LAS VEGAS—EMC has always been able to store lots and lots of files and data. But when it came to the processing of enterprise big data workloads, the company—which didn’t make servers—knew a few years ago that it didn’t have the new-gen capabilities to handle an anticipated wave of new big data use cases.
To little fanfare, it bought a small San Francisco-based startup called Pivotal in March 2012, and following some corporate investment and direction, EMC soon had the foundation for a whole new business: the processing, distribution and storage of large data sets using a full-fledged set of tools in a cloud service.
The acquisition has been very successful. Pivotal’s tools and services are now used by more than 350,000 developers globally.

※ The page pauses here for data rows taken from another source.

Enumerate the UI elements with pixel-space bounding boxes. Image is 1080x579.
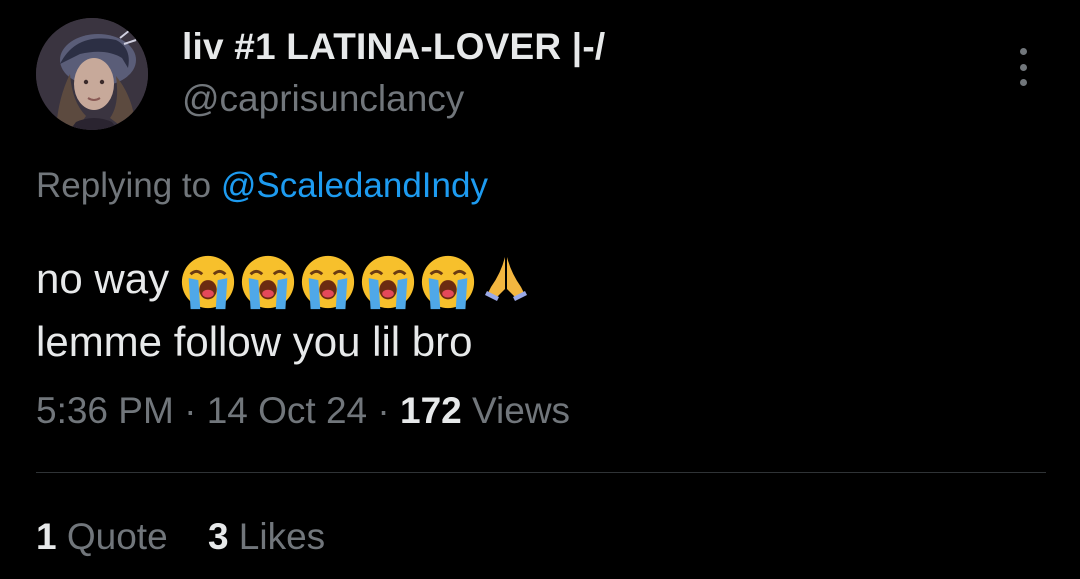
more-dot-icon	[1019, 79, 1027, 86]
tweet-date[interactable]: 14 Oct 24	[207, 390, 367, 431]
tweet-stats: 1 Quote 3 Likes	[36, 516, 355, 558]
loudly-crying-face-icon	[241, 255, 295, 309]
emoji-row	[179, 253, 529, 311]
display-name[interactable]: liv #1 LATINA-LOVER |-/	[182, 26, 605, 68]
divider	[36, 472, 1046, 473]
tweet-time[interactable]: 5:36 PM	[36, 390, 174, 431]
likes-label: Likes	[238, 516, 326, 557]
tweet-text-line-1-words: no way	[36, 255, 170, 302]
more-dot-icon	[1019, 48, 1027, 55]
loudly-crying-face-icon	[421, 255, 475, 309]
more-options-button[interactable]	[1008, 44, 1038, 90]
tweet-meta: 5:36 PM · 14 Oct 24 · 172 Views	[36, 390, 570, 432]
quotes-label: Quote	[66, 516, 168, 557]
avatar[interactable]	[36, 18, 148, 130]
folded-hands-icon	[485, 256, 528, 301]
tweet-text-line-2: lemme follow you lil bro	[36, 317, 473, 365]
quotes-stat[interactable]: 1 Quote	[36, 516, 168, 558]
replying-to-label: Replying to	[36, 166, 212, 205]
loudly-crying-face-icon	[301, 255, 355, 309]
more-dot-icon	[1019, 63, 1027, 71]
avatar-image	[36, 18, 148, 130]
views-label: Views	[472, 390, 571, 431]
user-handle[interactable]: @caprisunclancy	[182, 78, 464, 120]
tweet: liv #1 LATINA-LOVER |-/ @caprisunclancy …	[0, 0, 1080, 579]
quotes-count: 1	[36, 516, 57, 557]
views-count: 172	[400, 390, 462, 431]
meta-separator: ·	[184, 390, 197, 431]
tweet-text: no way lemme follow you lil bro	[36, 248, 529, 373]
tweet-text-line-1: no way	[36, 248, 529, 311]
meta-separator: ·	[377, 390, 390, 431]
loudly-crying-face-icon	[181, 255, 235, 309]
replying-to-mention[interactable]: @ScaledandIndy	[221, 166, 488, 205]
loudly-crying-face-icon	[361, 255, 415, 309]
replying-to: Replying to @ScaledandIndy	[36, 166, 488, 206]
likes-stat[interactable]: 3 Likes	[208, 516, 325, 558]
likes-count: 3	[207, 516, 229, 557]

At EMC World 2015 on May 5, Pivotal added to its signature Big Data Suite by introducing a faster implementation of the Pivotal Greenplum Database and a new implementation of the Apache Spark framework that runs on top of the Pivotal distribution of Hadoop.
Pivotal Big Data Suite is aimed at providing users with better stability, management, security, monitoring, and data processing capabilities in the Hadoop stack. This allows enterprises to offload more high-priority workloads to Hadoop, to store and process large volumes of data at lower costs, and do it in compliance with policies and regulations.

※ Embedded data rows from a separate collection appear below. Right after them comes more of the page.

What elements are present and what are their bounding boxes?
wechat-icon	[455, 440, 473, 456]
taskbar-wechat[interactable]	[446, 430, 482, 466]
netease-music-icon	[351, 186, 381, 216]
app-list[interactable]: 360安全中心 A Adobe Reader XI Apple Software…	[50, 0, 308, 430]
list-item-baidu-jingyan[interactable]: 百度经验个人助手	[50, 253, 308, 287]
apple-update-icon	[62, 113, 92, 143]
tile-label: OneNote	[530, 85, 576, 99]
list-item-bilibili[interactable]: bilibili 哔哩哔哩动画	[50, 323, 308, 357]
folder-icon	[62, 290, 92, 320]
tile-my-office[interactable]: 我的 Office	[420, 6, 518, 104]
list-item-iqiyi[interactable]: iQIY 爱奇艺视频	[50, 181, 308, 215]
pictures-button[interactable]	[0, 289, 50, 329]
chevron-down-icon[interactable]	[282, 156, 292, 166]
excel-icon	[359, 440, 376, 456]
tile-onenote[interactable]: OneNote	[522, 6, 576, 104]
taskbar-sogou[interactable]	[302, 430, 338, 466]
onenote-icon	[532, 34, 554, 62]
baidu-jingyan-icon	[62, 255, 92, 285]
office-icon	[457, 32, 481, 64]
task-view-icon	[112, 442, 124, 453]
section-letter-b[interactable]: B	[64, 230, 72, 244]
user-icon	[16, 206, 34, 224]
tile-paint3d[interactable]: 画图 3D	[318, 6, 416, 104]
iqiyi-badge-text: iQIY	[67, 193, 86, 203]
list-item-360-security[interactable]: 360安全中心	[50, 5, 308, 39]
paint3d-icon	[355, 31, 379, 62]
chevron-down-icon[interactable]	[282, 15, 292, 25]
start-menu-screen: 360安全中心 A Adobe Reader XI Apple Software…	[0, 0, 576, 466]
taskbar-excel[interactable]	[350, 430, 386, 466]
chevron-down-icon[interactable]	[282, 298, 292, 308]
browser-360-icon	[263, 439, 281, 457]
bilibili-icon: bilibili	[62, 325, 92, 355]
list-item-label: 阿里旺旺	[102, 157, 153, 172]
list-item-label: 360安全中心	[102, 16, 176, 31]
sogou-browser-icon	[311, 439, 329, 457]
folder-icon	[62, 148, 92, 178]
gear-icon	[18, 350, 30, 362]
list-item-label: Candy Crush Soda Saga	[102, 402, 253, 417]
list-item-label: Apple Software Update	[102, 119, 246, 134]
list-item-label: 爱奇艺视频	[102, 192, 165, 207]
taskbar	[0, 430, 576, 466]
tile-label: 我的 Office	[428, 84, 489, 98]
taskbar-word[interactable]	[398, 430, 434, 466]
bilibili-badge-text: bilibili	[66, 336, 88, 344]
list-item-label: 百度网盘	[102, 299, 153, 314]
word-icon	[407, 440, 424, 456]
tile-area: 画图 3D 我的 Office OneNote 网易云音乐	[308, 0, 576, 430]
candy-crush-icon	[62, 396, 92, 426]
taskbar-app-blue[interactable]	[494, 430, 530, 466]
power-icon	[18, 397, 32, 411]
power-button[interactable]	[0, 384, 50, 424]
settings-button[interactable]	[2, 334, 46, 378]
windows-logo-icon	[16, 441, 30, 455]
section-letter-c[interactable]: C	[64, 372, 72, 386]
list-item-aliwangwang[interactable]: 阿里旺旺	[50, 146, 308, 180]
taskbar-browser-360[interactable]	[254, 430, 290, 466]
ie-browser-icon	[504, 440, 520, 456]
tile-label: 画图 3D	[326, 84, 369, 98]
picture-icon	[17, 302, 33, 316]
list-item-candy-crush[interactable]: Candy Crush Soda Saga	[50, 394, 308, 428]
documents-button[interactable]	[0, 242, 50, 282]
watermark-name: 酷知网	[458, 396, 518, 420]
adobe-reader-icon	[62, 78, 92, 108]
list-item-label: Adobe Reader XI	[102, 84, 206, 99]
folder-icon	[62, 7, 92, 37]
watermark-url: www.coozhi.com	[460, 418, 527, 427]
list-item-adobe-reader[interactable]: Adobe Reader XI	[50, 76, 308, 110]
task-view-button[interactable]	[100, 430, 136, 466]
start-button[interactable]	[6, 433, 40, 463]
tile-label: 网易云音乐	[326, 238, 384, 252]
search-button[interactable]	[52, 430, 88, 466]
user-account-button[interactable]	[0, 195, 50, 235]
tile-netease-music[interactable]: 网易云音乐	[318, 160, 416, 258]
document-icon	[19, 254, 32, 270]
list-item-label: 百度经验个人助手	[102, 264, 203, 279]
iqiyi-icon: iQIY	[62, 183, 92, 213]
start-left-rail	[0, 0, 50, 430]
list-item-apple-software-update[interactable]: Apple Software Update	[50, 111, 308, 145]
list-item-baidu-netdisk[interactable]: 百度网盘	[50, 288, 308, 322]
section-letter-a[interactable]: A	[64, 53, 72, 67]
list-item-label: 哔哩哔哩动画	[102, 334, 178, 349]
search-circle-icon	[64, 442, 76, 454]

The company also launched something called the Pivotal Query Optimizer, a cost-based query optimizer for both the Pivotal Greenplum Database and HAWQ, the SQL engine that Pivotal created to run on top of Hadoop. These improvements are designed to help customers manage growing data sets driven by mobile, cloud, social, and the Internet of things, and to answer complex queries fast across these data sets.
Pivotal Big Data Suite also offers the first version of Pivotal HD based on an Open Data Platform core and includes major updates to Apache Hadoop components, including Apache Spark.